What Kind of Data Can a Consumer Control

Facebook has recently been having a back and forth with Apple as Apple rolls out the iOS 14.5 software update that lets users opt-out of the kind of tracking that sustains Facebook in its current iteration.

Apple wants to make data tracking more transparent and controllable to the users of Apple products and allow users to opt-in to any tracking taking place. Facebook benefits when people can’t peek behind the curtains and are automatically opted-in.

So right now, if you’re an Apple user, you have the ability to opt out of the way the Facebook App tracks you. But there is no way to opt-out of the activity that the Facebook Pixel collects during your site visits.

As per GDPR compliance guidelines, in Europe, websites are required to have your consent to track your data.
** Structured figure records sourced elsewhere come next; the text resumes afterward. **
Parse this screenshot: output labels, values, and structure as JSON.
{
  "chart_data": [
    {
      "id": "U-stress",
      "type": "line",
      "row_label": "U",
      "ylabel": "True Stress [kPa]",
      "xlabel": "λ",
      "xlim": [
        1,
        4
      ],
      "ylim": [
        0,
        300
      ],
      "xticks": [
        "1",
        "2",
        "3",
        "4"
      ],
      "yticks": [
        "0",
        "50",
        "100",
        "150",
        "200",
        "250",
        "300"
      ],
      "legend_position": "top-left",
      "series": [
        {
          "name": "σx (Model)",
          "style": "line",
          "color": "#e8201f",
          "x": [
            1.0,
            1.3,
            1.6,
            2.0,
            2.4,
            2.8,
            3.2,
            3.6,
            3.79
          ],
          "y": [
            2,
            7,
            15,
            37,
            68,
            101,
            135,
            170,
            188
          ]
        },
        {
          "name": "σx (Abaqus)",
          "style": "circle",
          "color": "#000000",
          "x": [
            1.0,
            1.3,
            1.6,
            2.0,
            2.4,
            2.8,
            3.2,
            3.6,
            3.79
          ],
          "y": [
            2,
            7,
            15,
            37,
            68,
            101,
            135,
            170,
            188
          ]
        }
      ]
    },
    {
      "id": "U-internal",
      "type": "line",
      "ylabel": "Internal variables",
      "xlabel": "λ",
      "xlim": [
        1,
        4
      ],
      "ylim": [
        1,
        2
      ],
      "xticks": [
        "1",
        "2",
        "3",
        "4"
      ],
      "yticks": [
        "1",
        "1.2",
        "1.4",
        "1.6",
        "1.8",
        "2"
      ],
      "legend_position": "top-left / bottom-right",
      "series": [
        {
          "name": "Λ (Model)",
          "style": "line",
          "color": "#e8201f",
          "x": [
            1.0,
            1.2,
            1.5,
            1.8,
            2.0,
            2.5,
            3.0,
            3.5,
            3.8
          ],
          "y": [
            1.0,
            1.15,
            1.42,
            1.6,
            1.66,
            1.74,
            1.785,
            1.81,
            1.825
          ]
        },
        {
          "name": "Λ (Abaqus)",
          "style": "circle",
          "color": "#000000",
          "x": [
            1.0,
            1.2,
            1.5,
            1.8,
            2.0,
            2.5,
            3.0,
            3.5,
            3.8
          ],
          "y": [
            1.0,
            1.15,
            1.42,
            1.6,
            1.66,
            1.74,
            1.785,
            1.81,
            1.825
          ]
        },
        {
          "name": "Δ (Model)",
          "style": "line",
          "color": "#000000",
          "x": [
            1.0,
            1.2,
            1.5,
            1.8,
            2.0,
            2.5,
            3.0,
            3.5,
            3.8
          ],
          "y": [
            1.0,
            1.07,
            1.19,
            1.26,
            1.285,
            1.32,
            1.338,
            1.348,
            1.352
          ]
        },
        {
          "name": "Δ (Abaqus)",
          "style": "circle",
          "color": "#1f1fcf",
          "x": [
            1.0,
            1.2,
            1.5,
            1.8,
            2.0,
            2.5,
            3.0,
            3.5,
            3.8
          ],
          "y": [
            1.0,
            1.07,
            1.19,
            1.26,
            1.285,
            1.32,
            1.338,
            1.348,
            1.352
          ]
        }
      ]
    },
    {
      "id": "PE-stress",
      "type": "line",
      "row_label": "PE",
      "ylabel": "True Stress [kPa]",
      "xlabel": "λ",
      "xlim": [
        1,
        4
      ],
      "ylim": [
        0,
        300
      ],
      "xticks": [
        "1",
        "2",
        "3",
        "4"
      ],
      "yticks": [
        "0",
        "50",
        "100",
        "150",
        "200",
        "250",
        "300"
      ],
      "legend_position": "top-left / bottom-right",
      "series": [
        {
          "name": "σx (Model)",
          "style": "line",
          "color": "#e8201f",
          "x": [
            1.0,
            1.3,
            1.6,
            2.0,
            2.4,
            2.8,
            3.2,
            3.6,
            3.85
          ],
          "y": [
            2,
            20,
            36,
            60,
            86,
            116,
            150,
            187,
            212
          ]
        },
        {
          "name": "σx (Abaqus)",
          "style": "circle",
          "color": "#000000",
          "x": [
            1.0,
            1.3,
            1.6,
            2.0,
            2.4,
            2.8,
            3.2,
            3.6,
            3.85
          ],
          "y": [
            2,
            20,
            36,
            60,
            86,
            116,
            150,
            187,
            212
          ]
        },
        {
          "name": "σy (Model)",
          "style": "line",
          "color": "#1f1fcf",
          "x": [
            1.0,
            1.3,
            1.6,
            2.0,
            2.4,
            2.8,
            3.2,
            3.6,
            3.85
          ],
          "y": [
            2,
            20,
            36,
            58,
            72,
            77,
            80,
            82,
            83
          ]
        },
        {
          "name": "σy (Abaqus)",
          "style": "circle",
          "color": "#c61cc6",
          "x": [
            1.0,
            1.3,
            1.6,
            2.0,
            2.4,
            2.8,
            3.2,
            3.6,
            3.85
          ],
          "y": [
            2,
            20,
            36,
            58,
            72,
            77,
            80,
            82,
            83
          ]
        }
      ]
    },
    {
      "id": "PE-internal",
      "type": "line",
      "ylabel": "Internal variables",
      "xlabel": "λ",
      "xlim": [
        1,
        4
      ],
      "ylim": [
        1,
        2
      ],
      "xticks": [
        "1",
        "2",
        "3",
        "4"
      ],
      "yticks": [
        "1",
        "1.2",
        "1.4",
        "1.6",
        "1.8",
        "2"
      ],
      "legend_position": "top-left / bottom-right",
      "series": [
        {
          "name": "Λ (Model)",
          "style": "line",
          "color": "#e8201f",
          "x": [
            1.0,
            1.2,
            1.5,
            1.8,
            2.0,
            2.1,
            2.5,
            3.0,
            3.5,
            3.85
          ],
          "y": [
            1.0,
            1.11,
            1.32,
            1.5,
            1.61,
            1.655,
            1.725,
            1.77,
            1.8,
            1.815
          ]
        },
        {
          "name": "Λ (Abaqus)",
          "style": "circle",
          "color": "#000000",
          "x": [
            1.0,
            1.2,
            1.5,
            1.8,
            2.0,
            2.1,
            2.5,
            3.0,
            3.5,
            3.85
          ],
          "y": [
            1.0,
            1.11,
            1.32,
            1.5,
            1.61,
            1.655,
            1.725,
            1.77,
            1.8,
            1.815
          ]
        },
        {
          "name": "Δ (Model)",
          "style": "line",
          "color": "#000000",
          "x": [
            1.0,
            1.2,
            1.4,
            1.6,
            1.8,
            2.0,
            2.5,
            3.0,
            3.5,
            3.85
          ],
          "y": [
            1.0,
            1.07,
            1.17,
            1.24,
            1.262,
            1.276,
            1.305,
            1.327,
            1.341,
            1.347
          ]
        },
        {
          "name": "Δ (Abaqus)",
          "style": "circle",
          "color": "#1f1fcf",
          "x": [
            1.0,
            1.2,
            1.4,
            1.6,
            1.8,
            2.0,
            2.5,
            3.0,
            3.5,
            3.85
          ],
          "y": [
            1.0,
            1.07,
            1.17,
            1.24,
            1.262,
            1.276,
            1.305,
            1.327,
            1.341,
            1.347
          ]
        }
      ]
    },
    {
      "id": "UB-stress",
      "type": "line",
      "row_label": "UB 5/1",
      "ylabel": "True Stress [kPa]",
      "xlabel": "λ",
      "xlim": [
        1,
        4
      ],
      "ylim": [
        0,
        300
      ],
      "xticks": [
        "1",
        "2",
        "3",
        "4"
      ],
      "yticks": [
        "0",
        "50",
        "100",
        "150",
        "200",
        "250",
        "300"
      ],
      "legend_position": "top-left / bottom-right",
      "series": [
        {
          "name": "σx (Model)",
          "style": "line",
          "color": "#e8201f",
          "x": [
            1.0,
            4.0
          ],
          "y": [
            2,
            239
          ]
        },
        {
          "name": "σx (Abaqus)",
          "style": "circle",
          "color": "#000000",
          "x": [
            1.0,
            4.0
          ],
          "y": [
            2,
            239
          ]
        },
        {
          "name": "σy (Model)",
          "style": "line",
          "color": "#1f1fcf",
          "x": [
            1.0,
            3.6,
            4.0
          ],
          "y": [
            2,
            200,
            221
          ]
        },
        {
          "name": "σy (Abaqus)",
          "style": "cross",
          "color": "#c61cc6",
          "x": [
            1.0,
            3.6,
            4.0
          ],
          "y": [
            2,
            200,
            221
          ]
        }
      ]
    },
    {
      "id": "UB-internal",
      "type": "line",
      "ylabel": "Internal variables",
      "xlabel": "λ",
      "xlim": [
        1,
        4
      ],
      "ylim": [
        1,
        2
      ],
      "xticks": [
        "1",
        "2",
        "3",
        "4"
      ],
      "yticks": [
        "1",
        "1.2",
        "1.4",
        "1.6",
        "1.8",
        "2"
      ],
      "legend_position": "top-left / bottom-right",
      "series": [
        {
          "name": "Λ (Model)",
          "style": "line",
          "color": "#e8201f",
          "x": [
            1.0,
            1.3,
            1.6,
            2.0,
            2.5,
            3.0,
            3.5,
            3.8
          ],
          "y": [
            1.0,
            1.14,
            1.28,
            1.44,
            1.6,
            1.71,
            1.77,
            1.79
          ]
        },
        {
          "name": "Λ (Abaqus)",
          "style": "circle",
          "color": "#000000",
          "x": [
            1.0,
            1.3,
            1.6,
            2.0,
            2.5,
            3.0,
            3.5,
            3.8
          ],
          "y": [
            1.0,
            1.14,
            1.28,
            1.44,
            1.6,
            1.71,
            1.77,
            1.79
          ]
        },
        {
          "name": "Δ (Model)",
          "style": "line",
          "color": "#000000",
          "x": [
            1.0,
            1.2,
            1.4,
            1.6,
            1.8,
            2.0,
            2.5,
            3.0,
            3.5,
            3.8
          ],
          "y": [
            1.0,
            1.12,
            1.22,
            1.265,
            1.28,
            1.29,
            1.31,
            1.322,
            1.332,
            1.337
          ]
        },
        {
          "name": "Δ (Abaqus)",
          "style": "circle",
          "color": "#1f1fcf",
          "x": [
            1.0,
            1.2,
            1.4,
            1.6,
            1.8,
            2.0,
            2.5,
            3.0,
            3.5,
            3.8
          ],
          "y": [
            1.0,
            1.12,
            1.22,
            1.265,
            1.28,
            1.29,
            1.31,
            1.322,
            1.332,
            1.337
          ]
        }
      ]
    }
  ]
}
So if you’re visiting a website that is GDPR compliant, you might have the option to turn off the Facebook pixel in their cookies banner.

If you’re looking to add a way for users to opt out of being tracked by the Facebook Pixel on your website, you will need to develop an opt-out function for your website.

I’ve outlined here the ways data collection benefits both consumers and businesses, although, yes, it has several flaws concerning privacy and liability. One way Google is addressing this is by changing the way they collect data in an experiment called the Federated Learning of Cohorts.